Тоскливо было по ночам, когда, сжавшись в комок, я лежал на каком-нибудь тряпье и, ощущая холодное дыхание моря, думал. Разве о такой жизни мечтал я на фронте?
За полгода я исколесил весь Кавказ и вот теперь пробирался в Ташкент, потому что запомнил с детства: «Ташкент — город хлебный». Убеждал сам себя: «В Ташкенте все изменится, все будет по-другому». А в голове копошилось: «Что изменится? Что будет по-другому?» Еще в детстве мне говорили, что я безвольный, податливый, словно глина. И добавляли: «Из глины, между прочим, грязь получается».
В запасном полку и особенно на фронте моя воля подчинялась воле других. Я полагался на знания, сноровку, ловкость тех, кто был старше меня, кто имел жизненный опыт. Солдатская служба вспоминалась сейчас как удовольствие, хотя на самом деле это было не так. Но солдату не приходилось думать ни о хлебе насущном, ни об одежде, ни о многом-многом другом, что необходимо человеку. Солдат выполнял приказы, а теперь мне никто не приказывал, никто не давал поручений, никто не готовил для меня пищу, никто не предлагал взамен изношенной гимнастерки новую.

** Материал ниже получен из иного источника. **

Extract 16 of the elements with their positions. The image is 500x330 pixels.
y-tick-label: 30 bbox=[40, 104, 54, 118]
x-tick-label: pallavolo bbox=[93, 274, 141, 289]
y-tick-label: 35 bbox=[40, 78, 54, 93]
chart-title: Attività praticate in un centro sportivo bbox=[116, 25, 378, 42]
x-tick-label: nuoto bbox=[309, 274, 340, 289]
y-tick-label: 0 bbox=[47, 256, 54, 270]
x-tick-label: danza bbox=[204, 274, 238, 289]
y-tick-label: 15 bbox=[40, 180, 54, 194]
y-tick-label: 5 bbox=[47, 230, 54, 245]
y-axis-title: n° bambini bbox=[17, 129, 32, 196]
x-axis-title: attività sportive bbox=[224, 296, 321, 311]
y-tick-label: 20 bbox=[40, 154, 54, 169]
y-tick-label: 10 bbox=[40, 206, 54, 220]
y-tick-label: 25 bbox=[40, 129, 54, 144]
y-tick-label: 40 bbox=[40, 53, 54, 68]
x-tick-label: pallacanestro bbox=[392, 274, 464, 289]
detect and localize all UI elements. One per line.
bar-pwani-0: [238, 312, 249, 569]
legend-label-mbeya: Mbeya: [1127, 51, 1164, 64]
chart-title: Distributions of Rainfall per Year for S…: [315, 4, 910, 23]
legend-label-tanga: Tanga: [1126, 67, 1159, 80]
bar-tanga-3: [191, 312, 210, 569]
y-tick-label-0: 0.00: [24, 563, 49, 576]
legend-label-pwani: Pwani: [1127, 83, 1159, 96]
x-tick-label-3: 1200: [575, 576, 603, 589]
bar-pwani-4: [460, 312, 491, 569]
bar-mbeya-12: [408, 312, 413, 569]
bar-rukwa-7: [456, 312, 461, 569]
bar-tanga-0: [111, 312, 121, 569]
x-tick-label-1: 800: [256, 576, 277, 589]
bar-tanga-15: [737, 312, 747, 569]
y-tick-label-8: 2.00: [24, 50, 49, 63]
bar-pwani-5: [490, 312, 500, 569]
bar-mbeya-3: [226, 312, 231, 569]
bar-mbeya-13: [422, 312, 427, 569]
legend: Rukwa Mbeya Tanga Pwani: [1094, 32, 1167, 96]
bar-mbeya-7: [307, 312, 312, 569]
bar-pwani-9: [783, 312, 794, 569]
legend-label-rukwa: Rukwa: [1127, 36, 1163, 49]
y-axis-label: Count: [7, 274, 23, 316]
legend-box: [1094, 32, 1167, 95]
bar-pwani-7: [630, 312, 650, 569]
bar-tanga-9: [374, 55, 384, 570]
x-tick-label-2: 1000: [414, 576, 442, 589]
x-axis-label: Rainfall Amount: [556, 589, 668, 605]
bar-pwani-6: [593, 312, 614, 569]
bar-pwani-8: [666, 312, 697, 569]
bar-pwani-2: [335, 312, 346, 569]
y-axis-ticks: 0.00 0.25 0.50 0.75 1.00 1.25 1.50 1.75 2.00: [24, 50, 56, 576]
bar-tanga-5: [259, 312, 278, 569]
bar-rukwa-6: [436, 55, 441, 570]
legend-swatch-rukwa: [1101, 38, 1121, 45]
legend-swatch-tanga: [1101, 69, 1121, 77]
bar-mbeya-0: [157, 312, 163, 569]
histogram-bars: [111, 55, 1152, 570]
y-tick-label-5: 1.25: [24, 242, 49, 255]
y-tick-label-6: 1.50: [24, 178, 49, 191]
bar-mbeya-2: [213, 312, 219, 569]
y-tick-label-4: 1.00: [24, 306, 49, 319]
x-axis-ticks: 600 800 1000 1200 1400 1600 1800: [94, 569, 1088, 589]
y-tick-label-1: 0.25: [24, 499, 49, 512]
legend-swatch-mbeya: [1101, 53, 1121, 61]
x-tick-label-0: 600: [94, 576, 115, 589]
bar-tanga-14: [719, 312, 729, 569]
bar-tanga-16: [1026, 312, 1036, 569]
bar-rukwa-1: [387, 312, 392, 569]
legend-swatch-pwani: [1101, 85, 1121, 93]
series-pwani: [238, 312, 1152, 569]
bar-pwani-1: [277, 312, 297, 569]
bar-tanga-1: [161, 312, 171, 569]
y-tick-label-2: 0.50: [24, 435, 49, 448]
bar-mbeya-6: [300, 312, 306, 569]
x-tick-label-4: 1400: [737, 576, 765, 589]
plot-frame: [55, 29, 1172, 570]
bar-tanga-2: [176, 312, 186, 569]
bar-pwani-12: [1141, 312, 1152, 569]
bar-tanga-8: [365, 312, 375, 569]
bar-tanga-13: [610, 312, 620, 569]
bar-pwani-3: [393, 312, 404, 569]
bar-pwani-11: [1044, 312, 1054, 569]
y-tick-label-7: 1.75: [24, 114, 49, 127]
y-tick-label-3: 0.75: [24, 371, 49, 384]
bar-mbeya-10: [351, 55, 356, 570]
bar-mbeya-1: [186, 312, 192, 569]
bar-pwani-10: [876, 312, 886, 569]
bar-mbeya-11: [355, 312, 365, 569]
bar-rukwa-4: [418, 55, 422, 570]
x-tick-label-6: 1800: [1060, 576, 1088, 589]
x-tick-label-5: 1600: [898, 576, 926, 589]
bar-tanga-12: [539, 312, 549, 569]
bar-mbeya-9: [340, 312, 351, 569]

…На «Узбекистан» я пробрался без билета — в карманах даже пятака не было. Но я мечтал, строил планы. Так продолжалось до тех пор, пока меня не скрутила морская болезнь.
Берег давно скрылся с глаз, растворился в мутноватой дымке. Начался дождь. Холодные капли упали на палубу. Пассажиры засуетились, извлекли откуда-то пахнувший пылью и обсыпанный трухой брезент, натянули его, как тент, привязав концы к контейнерам. Но дождь только попугал. Быстро темнело, и очень скоро все — небо, море, палуба — стало одного цвета. И лишь за кормой белел бурун, отчетливо виднелся в темноте, постепенно тускнел, исчезая вдали. На мачтах зажглись сигнальные огни. Море было пустынным, мрачным. Иногда раздавался хрипловатый посвист: из приделанной к дымоходу тонкой, как стержень, трубки вырывался пар — упругая, светлая струя.
Кроме контейнеров, ящиков и тюков, на палубе лежали свернутые в рыхлые кольца канаты — просмоленные, в руку толщиной. Пахли они рыбой и солью. Там же возвышались намертво привинченные чугунные тумбы — с толстыми шляпками и короткими ножками, похожие на гигантские грибы. В каютах, расположенных вдоль борта, тоже вспыхнули огни. Из зашторенных иллюминаторов высунулись тусклые язычки света, оранжевыми пятнами легли на дощатый настил. Справа по борту появились огни. Мужской голос произнес:
— Танкер идет.
Несколько секунд я смотрел, позабыв о недомогании, на медленно проплывающие точки — кроваво-красную и зеленую. Прозвенели склянки, «Узбекистан» хрипло протрубил, будто выругался. Танкер ответил, заглушив шум волн.
Я отошел от борта и стал слоняться по палубе, отыскивая укромный уголок. Наткнулся на чьи-то ноги, врезался лбом в ящик. На лбу вспухла шишка. Кто-то обругал меня, кто-то вскрикнул. Гимнастерка пузырилась на спине, лоб и щеки покрывала влага. Я провел рукой по волосам, и ладонь тоже стала мокрой.
В люк, куда заглянул я, почти отвесно уходила узкая металлическая лесенка с рубчатыми ступеньками. Ее освещала горевшая вполнакала лампочка, ввинченная сбоку. Я спустился вниз, держась за обитые жестью стены. Толкнул створку какой-то двери и, шагнув вперед, очутился в тесном закутке, заставленном какими-то банками, судя по запаху, с краской. В углу лежала ветошь. Решив, что лучшей постели не найти, лег и сразу заснул…
Проснулся я от брани, той беззлобной брани, которая одних озадачивает, других подхлестывает, третьих заставляет болезненно морщиться.